The World Digital Library – a website of world cultural treasures offered free of charge in seven languages to anyone on the planet with access to the Internet – has put up its 10,000th offering.
It was part of a package, actually – a group of rare manuscripts from the collections of the Walters Art Museum in Baltimore, which has been a contributor the WDL since 2010.
If you’re not careful, you can easily become addicted to the World Digital Library. The wondrous focal point for manuscripts, maps and atlases, books, prints and photographs, films, sound recordings, and other cultural treasures was launched in 2009 with just a few hundred items and has been adding content and bringing new libraries and museums on board ever since. The site was the brainchild of Librarian of Congress James H. Billington, and was made a reality with the cooperation of the Library and UNESCO.
All items on the WDL site are presented in Arabic, Chinese, English, French, Portuguese, Russian and Spanish. Using a drop-down menu on the homepage – which looks like a huge map of the world – you can choose the language you’d like to use for your explorations, then go browsing within the WDL by a number of selection methods including place, time, topic, type of item or the institution that holds the original.
The Walters contributions include an early 16th-century Gospel manuscript from Ethiopia, written in Amharic and in Geez, the ancient liturgical language of Ethiopia; a manuscript containing a richly illuminated Ottonian Gospel book fragment believed to have been made at the monastery of Corvey in western Germany during the mid-to-late 10th century; and a menologion, or church calendar, in Greek, created in Byzantium circa 1025-1041.

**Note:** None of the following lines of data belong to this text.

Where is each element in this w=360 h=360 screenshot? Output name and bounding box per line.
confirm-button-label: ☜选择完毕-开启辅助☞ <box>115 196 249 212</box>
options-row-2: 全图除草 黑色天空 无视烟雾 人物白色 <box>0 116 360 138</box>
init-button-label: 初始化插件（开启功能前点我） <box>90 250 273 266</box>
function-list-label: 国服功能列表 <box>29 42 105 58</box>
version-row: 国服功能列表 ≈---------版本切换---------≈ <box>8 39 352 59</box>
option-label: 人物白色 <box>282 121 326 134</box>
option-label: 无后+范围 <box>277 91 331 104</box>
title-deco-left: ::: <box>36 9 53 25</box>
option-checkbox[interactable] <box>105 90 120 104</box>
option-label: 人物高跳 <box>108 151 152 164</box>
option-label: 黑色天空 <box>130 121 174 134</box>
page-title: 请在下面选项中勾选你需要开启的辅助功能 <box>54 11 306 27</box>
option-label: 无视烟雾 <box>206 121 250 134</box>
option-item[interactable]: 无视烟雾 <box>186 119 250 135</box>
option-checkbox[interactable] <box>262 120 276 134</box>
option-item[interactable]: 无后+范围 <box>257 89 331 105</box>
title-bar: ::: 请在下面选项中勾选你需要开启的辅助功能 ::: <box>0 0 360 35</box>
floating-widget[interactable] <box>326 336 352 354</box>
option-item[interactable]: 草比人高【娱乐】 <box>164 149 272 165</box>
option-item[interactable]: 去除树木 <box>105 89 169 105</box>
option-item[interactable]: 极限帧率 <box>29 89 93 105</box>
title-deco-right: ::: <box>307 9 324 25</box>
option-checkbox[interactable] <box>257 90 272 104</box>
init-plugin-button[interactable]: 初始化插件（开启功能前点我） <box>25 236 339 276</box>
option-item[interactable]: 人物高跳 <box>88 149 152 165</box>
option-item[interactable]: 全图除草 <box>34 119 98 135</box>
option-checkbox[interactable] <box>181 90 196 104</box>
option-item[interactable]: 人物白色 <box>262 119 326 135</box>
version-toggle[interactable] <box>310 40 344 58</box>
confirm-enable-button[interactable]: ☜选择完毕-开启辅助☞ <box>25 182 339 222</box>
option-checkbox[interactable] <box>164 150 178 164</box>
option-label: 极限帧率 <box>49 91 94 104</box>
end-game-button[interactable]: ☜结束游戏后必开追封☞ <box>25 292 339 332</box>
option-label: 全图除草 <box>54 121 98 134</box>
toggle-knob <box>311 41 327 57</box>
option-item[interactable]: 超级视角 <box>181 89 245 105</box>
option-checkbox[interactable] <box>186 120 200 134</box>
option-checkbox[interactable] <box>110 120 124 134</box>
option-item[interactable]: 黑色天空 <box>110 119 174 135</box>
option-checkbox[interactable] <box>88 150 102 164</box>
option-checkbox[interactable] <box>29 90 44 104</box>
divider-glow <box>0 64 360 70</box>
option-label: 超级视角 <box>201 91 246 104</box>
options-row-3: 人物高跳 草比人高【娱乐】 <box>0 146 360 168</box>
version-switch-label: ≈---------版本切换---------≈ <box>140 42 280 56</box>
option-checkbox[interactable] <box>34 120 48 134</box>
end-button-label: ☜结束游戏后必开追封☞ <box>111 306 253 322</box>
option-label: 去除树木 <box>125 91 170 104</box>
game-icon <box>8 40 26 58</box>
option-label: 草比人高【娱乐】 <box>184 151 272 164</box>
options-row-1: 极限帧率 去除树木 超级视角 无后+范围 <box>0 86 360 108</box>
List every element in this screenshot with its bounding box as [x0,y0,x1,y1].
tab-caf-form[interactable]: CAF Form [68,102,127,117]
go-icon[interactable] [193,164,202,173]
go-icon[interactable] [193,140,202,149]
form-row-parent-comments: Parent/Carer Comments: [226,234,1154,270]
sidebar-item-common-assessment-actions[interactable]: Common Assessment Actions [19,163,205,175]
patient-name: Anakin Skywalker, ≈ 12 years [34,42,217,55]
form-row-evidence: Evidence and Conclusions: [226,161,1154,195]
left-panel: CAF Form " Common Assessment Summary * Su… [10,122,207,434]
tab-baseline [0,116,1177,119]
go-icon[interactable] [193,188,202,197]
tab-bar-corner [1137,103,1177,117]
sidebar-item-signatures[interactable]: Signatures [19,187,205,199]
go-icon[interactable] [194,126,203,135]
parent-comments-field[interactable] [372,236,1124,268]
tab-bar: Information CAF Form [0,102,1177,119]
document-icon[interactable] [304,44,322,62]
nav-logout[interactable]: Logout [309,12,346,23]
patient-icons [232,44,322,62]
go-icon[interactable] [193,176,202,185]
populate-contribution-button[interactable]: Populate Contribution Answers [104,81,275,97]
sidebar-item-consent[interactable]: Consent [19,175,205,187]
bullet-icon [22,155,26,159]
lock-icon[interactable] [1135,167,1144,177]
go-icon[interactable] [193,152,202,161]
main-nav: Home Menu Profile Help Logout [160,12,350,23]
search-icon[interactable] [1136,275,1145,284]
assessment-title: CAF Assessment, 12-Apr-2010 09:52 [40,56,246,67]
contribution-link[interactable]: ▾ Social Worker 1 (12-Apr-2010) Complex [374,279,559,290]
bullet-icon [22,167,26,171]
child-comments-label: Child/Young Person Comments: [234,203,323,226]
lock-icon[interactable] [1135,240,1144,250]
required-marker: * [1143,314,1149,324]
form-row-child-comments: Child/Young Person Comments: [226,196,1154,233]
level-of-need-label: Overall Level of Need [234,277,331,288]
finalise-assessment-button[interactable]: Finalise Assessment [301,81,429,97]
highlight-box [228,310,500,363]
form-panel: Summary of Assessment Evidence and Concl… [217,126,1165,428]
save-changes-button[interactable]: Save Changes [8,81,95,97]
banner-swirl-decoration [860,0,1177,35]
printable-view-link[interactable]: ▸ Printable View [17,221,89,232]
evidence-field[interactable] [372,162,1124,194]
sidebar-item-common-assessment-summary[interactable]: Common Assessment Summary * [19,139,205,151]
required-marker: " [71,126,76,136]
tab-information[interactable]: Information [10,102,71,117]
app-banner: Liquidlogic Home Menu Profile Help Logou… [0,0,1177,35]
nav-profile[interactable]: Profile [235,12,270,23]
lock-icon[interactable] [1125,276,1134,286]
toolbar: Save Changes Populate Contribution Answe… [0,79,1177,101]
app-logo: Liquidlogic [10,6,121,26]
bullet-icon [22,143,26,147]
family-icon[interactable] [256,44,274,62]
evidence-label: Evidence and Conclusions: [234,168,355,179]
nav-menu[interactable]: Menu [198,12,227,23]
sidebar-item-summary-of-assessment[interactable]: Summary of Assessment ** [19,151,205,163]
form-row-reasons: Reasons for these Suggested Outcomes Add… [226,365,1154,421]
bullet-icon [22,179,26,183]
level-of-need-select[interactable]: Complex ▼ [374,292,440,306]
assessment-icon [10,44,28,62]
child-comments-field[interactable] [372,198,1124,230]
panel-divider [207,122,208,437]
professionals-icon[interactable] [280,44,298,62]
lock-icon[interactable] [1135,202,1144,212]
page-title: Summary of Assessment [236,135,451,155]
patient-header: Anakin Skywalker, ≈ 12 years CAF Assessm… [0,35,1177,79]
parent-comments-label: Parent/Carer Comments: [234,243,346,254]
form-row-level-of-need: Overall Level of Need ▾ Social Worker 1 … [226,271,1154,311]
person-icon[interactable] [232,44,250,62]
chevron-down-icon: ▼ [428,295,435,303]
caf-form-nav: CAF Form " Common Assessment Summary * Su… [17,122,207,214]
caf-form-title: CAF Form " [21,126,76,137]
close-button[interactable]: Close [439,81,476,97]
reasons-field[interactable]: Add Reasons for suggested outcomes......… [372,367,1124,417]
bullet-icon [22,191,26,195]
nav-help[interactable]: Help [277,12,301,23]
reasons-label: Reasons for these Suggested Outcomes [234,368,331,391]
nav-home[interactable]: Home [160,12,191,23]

Other items recently added to the World Digital Library include block-print books from China’s Song Dynasty, Islamic manuscripts in Arabic, Persian, and Ottoman Turkish, early 20th-century historical documents from the League of Nations, and codices once found in the legendary library of King Matthias Corvinus of Hungary.
One of my favorite offerings in the WDL is the full digitized set of books titled “Description of Egypt” that Napoleon ordered created when he invaded that nation; they contain gorgeous, detailed illustration plates showing Egypt’s flora, fauna and amazing antiquities.
Another is this rare gem of Americana.
What treasures have you found in the World Digital Library?
Comments (2)
Do not forget to remember American Indian history. If and when you add American Indian History to your project, print the truth, this time.
This is a wonderful opportunity for anyone interested in arts. Thanks for the collection.